Tomas Transtromer: Accept no imitation
The Nobel Prize in Literature for 2011 has today gone to the Swedish poet Tomas Transtromer. Transtromer is the first poet to win the prize since Wislawa Szymborska in 1996, and the first Swedish recipient since 1974.
The Nobel Academy already stood charged of Eurocentrism, making Transtromer something of a defiant choice. Many TLS readers will associate his name with another controversy not of his own making.
Back in 1998 we were invited in the pages of the paper to consider Transtromer’s work, “the work of a major, even a great, modern poet”; and the “icy Nordic romanticism of bleak forests, remote villages, and shorelines” where “half-smothered, the gods of summer / fumble in sea-mist”. A year later, Paul Binding, commented on the “sophisticated and intellectually adventurous” writers of Sweden, who were surely nurtured by an equally sophisticated and intellectually adventurous society.
So far, so un-extraordinary.

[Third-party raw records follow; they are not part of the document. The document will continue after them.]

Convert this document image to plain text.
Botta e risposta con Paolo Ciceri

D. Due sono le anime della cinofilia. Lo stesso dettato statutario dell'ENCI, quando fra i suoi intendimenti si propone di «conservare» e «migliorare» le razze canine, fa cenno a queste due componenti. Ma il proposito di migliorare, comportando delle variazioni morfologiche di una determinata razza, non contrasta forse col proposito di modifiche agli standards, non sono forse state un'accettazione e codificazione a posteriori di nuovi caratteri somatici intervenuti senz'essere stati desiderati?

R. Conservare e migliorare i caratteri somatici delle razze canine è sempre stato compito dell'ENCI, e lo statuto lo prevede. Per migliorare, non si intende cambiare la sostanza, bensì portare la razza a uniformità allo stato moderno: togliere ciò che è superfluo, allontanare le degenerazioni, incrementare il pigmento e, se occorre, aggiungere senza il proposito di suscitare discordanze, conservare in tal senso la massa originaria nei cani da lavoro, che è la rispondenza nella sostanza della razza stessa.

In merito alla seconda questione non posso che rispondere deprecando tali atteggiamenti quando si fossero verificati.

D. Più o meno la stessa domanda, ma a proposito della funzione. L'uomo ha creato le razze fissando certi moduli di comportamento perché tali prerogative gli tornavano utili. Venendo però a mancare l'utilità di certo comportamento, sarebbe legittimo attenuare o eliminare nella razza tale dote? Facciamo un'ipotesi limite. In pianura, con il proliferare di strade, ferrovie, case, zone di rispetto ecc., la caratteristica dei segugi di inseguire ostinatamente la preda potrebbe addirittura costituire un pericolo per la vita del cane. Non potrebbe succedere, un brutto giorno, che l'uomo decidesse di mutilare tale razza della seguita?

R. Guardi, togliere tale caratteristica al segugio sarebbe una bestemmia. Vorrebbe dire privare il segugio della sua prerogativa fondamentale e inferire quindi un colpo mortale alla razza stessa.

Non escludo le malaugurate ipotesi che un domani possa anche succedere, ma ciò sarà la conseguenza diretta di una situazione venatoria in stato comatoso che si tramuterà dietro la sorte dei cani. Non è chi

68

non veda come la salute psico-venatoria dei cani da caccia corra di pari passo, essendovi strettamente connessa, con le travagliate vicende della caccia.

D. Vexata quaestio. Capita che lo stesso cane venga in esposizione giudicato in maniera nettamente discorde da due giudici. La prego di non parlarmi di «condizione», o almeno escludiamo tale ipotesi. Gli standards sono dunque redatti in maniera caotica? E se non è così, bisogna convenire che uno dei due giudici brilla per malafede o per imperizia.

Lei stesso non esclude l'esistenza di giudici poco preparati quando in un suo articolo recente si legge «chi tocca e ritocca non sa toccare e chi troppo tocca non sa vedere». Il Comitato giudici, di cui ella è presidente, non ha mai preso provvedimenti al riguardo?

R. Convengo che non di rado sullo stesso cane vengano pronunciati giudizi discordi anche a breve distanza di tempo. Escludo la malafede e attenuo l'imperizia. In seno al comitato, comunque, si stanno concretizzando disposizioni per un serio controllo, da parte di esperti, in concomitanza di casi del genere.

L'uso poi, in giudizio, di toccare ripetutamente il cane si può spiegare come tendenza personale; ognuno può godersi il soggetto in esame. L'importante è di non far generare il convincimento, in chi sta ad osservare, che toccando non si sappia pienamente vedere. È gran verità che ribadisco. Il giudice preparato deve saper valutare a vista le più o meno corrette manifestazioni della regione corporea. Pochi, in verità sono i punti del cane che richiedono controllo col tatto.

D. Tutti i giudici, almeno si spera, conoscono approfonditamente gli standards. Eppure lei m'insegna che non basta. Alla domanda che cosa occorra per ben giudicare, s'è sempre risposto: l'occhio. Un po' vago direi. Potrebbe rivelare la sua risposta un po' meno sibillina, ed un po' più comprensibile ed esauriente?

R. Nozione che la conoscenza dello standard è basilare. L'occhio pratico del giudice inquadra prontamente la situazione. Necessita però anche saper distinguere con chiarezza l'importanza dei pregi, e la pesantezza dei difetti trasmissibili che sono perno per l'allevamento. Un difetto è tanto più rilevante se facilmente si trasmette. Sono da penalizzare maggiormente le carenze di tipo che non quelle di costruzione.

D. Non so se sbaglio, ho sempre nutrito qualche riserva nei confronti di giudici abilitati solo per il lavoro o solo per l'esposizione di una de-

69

Then, in 2007, Alan Brownjohn began a review by noting the many translators who had “addressed with devotion and distinction the task of rendering into English the work of the Swedish poet Tomas Transtromer”. Robin Robertson’s “versions” of Transtomer had recently appeared, leaving Brownjohn to consider the nuances of the terms “translation”, “version” and “imitation”. But for one reader he was being too “diplomatic”. According to Robin Fulton, “An excessively large number of Robertson’s lines are identical to mine in my Transtromer translations”. Further, “Robertson makes arbitrary changes to the Swedish, a language he does not seem to understand”. And so the spat began proper.
Robertson was not the first to make such “arbitrary changes” and take liberties with the language, added W. S. Milne: “The most famous (or perhaps notorious?) case is that of Robert Lowell in his Imitations of 1961”. “If only Robertson had vandalized Transtromer in the way Lowell vandalized his originals”, came the response. Others weighed in with both opinions and further related questions: Is the translator of poetry meant to recreate the sense of the original? Or should they do their best to recreate “the music, the atmosphere, the entire spirit” of it? Is it possible to do one, without doing the other?
Here’s a question of our own: Was it all just “a muddy, mean-spirited and potentially damaging squabble over nothing”? Decide for yourself by reading the argument in full, here.
Of course, the Swedish Nobel committee did not need to translate Transtromer to consider him for this year’s laureateship. They chose him because "through his condensed, translucent images, he gives us fresh access to reality".


French writer Marie Dariussecq has written a whole book about the psychology of plagiarism accusations in the case of fiction:
- Rapport de police: Accusations de plagiat et autres modes de surveillance de la fiction (Paris 2010).
The issues around translation-plagiarisms are rather different, however. I must say I don't buy the idea that 'good' poets are good enough to produce translations without knowledge of the source-language; or rather, what they produce shouldn't be sold under the name 'translations'.
Posted by: Alex D-F | 11 Oct 2011 11:09:23
I have to ask - when people like Tomas win the Nobel Prize, do they get paid more money for their literature after being awarded this?
Posted by: lily | 14 Nov 2011 10:41:30
The Nobel prize has to be one of the most prestigious awards any novelist can win. Well done to Tomas.
Posted by: charlotte | 21 Nov 2011 21:14:30
How long did it take for Tomas to achieve his goal. I must say that Tomas is one of the best Swedish poet's I have ever come across.